Tuhan, maaf. Malam ini saya ingin mengeluh menumpahkan
segala yang sudah mengendap terlalu lama dalam benak saya. Yang sudah terlalu
jauh saya singkirkan padahal itu hanya akan membuat saya tersiksa. Maaf Tuhan,
hanya malam ini saja.
Bisakah Kamu memaafkan saya jika saya berkata, bahwa saya
sudah tidak percaya lagi pada segala macam dan bentuk harapan? Sekali lagi,
maaf, Tuhan. Saya hanya sedang lelah mengatur nafas yang terasa sangat memburu
dan begitu menyesakkan ini.
Saya tidak mengerti kesalahan sebesar apa yang sudah saya
perbuat atas Kamu sehingga harapan yang selalu saya panjatkan hanya terkabul
sepersekian mili nya saja. Sedangkan harapan yang sangat saya panjatkan tidak
pernah terkabul. Dari dulu. Kenapa, Tuhan? Apa ada begitu banyak kesalahan yang
saya perbuat sehingga saya menjadi seperti ini?

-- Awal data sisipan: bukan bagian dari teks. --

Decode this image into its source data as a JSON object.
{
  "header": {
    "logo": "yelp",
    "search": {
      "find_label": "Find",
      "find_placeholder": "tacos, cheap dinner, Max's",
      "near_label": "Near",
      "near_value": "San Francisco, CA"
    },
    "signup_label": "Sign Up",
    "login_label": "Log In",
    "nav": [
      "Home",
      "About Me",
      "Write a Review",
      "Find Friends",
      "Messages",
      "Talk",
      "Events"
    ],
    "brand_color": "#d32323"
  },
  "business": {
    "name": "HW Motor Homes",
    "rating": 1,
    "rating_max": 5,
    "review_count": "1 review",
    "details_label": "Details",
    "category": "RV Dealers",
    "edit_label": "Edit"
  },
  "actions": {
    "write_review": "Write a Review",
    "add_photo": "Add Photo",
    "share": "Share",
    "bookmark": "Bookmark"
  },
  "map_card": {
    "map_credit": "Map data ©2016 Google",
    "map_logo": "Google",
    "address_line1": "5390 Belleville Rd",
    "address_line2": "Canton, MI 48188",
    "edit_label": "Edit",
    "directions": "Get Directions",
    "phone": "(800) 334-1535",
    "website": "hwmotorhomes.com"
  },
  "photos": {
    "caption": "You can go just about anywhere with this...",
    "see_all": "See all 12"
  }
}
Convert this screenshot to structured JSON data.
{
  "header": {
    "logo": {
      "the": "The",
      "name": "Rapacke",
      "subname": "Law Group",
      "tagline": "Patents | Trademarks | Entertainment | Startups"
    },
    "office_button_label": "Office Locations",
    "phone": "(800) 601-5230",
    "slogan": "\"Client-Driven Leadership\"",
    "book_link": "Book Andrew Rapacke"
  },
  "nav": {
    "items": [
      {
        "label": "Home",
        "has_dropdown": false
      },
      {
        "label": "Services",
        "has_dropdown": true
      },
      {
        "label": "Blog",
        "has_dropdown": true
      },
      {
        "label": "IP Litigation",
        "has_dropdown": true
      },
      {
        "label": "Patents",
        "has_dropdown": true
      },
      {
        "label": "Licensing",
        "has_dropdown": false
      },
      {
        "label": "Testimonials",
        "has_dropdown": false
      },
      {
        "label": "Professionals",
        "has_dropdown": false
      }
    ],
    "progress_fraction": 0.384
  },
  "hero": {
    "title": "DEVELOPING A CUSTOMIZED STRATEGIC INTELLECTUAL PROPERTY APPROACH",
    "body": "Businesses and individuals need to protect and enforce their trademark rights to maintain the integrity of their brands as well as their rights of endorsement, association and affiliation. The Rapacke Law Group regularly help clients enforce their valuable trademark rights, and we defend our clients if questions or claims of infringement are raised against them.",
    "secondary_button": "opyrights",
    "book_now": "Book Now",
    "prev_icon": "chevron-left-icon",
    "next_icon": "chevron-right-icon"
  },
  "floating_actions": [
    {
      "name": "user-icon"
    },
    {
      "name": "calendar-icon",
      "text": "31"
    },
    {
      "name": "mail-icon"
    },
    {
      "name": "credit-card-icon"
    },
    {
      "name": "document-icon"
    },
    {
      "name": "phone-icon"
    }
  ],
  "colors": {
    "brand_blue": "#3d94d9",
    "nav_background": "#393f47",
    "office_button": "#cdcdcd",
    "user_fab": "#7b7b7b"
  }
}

Saya hanya lelah Tuhan. Lelah. Menopang segalanya sendirian
tanpa satu orang pun teman yang bersedia bahunya saya pinjam untuk sekedar
menumpahkan cairan hangat ini. Cairan yang bahkan sedang mengalir menganak
sungai di pipi saya saat saya sedang mengetikkan kata demi kata di surat ini.
Saya tidak sekuat itu, Tuhan. Saya lelah berpura-pura segalanya baik-baik saja.
Saya ingin segalanya berjalan normal seperti apa yang saya harapkan. Apa bisa,
Tuhan, satu satu saja badai yang mengahmpiri saya? Tidak usah langsung
sekaligus seperti ini. Saya bingung harus berpengangan kemana.
Maaf, Tuhan, maaf. Maaf saya sudah selancang ini. Saya tidak
tahu apa yang harus saya perbuat. Saya hanya sedang merasa begitu rapuh. Bahkan
tiupan angin pun rasanya bisa meluluh lantahkan seluruh jiwa saya dalam
sedetik.
Ada apa Tuhan? Ada apa?
Haruskah saya percaya lagi pada harapan yang sedari dulu
saya bangun tapi tak jua menjadi nyata?
Haruskan saya terus berharap agar harapan-harapan saya tidak
hanya menjadi harapan semu?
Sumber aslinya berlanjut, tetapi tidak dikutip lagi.